Manuel del Rosal

Depravación: la madre y la abuela prostituían a la niña de 9 años

Depravación: la madre y la abuela prostituían a la niña de 9 años
Manuel del Rosal García. PD

No, no me voy a referir a esas dos mujeres absolutamente desprovistas de algo que pudiera justificar el llamarlas personas. Tampoco al hombre que se hacía pasar por abuelo. Estos especímenes de los homínidos más abyectos, más depravados, más miserables no merecen ser tratados como personas, ni mucho menos como animales, ya que los animales ni siquiera conciben semejante aberración.

Tampoco voy a referirme a esa mujer rusa que vendió a su hija de 10 años por una botella de vodka. La categoría de mujer le queda muy ancha, la de madre no se la merece; lo es porque un accidente biológico se lo ha permitido. Solo esas dos niñas pueden decirnos el infierno en el que han vivido, un infierno al que las condenaron sus propias madres biológicas, y digo biológicas porque se han quedado en eso, en la consecuencia derivada del acto carnal que les permitió concebir las vidas de esas dos criaturas. Algunas mujeres creen que el ser madre consiste en parir un nuevo ser que se asoma a la vida, para luego desentenderse de él o valerse de él para sus fines más miserables.

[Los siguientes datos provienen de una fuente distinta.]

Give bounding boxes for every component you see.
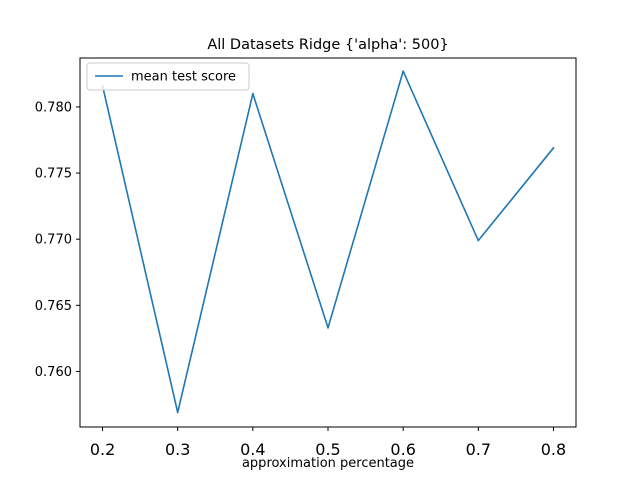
y-tick-label: 0.775	[35, 167, 72, 182]
x-tick-label: 0.3	[165, 440, 190, 459]
series-layer	[101, 70, 555, 414]
data-point	[552, 147, 555, 149]
plot-frame	[79, 57, 577, 428]
x-tick-label: 0.2	[90, 440, 115, 459]
legend-label: mean test score	[131, 70, 236, 85]
legend: mean test score	[86, 62, 250, 91]
y-tick-label: 0.765	[35, 299, 72, 314]
chart-title: All Datasets Ridge {'alpha': 500}	[207, 37, 448, 53]
data-point	[477, 239, 480, 242]
data-point	[327, 326, 329, 329]
data-point	[251, 92, 254, 95]
y-tick-label: 0.760	[35, 365, 72, 380]
y-tick-label: 0.770	[35, 233, 72, 248]
y-axis: 0.760 0.765 0.770 0.775 0.780	[35, 100, 80, 380]
series-line	[101, 70, 555, 414]
x-tick-label: 0.5	[315, 440, 340, 459]
x-tick-label: 0.4	[240, 440, 265, 459]
data-point	[176, 411, 179, 414]
x-axis: 0.2 0.3 0.4 0.5 0.6 0.7 0.8	[90, 427, 566, 459]
x-tick-label: 0.8	[541, 440, 566, 459]
x-tick-label: 0.7	[466, 440, 491, 459]
legend-box	[86, 62, 250, 91]
x-tick-label: 0.6	[390, 440, 415, 459]
y-tick-label: 0.780	[35, 100, 72, 115]
data-point	[402, 70, 405, 73]
x-axis-label: approximation percentage	[242, 456, 414, 471]
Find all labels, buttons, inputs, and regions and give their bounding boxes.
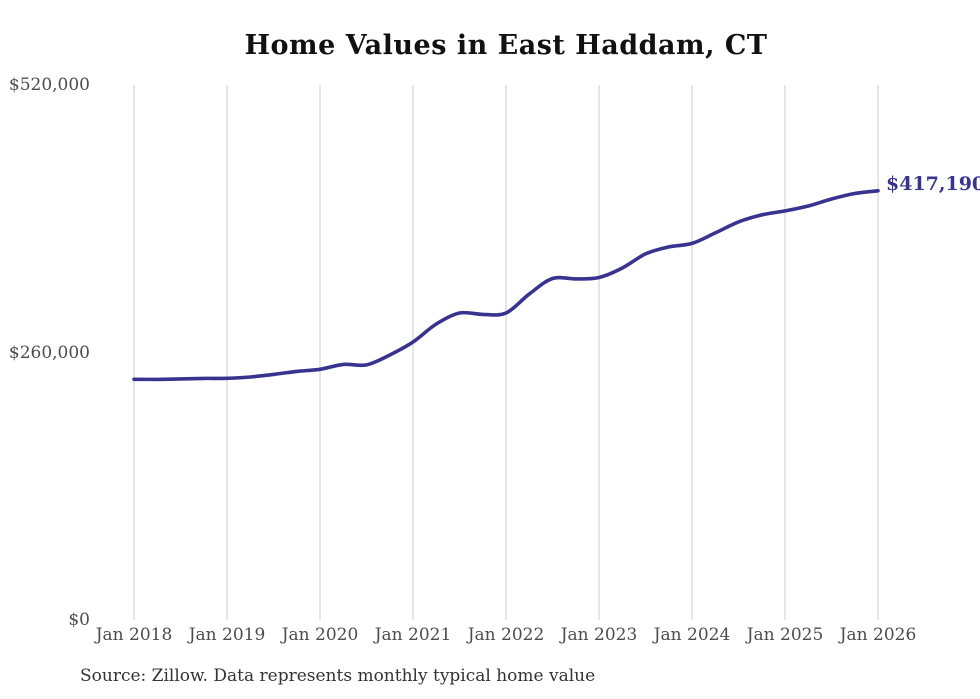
x-axis-tick-label: Jan 2025 — [746, 625, 824, 645]
x-axis-tick-label: Jan 2023 — [560, 625, 638, 645]
gridlines — [133, 85, 879, 620]
x-axis-tick-label: Jan 2022 — [467, 625, 545, 645]
x-axis-tick-label: Jan 2019 — [188, 625, 266, 645]
x-axis-tick-label: Jan 2018 — [95, 625, 173, 645]
x-axis-tick-label: Jan 2026 — [839, 625, 917, 645]
y-axis-tick-label: $260,000 — [8, 343, 90, 363]
x-axis-tick-label: Jan 2024 — [653, 625, 731, 645]
x-axis-tick-label: Jan 2021 — [374, 625, 452, 645]
y-axis-tick-label: $520,000 — [8, 75, 90, 95]
value-line — [132, 189, 880, 382]
source-note: Source: Zillow. Data represents monthly … — [80, 666, 596, 686]
y-axis-tick-label: $0 — [68, 610, 90, 630]
chart-title: Home Values in East Haddam, CT — [244, 30, 768, 61]
end-value-label: $417,190 — [886, 173, 980, 195]
x-axis-tick-label: Jan 2020 — [281, 625, 359, 645]
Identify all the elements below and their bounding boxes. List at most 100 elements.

No, no voy a referirme a ellas, voy a referirme a esos hombres carentes de escrúpulos, endurecidos de corazón, miserables de alma – si es que tienen alma – depravados, crápulas, pervertidos, esputos de la naturaleza que ella misma escupe, leprosos de espíritu, portadores del cáncer de la insania, que se arrastran por el légamo sucio, verdoso y maloliente que ellos mismos generan cuando se van arrastrando por la vida como reptiles venenosos; esos desechos humanos que viven en los muladares de la depravación, del vicio, que solo tienen de humanos la forma. Son los hombres que compran las hijas a esas madres desnaturalizadas, desprovistas de corazón, de sentimientos, pervertidas por el vicio. Son esos hombres en cuyo interior anidan los gusanos de la podredumbre, las larvas putrefactas de la infamia, las llagas de la degeneración, la degradación y la depravación. Esos hombres que babean la espuma libidinosa de quien tan solo se sostiene en sus más bajos instintos. Esos hombres miserables ensopados en el sudor fétido de sus deseos perversos e inconfesables. Esos hombres que pertenecen a todas las clases sociales y que pueden caminar por las calles envueltos en la túnica impoluta y blanca de ciudadanos ejemplares o, al menos, de ciudadanos corrientes. Que pueden tener hijos de la misma edad que las niñas a las que han violentado. Son esos hombres a los que me refiero, esos compradores de inocencia, esos destructores de cuerpos y almas de niños y niñas inocentes que nunca podrán recuperarse de algo que no entienden y que les acompañará como un estigma el resto de sus vidas. Esos hombres que, como sepulcros blanqueados, acuden todos los días a sus trabajos, participan en los actos de la comunidad, «adoran a su familia»; mientras dentro de sus pechos solo existe el cáncer pútrido de su verdadera personalidad. Esos hombres de los que nunca o casi nunca se habla cuando saltan estas noticias a la prensa y a los medios de comunicación y que, en los casos en que se les detiene, pagan su crimen abyecto con unos años de cárcel que se reducirán por «buen comportamiento». A esos esputos sanguinolentos de la naturaleza que ella misma escupe y que reciben el pomposo nombre de «hombres», a esos son a los que me refiero.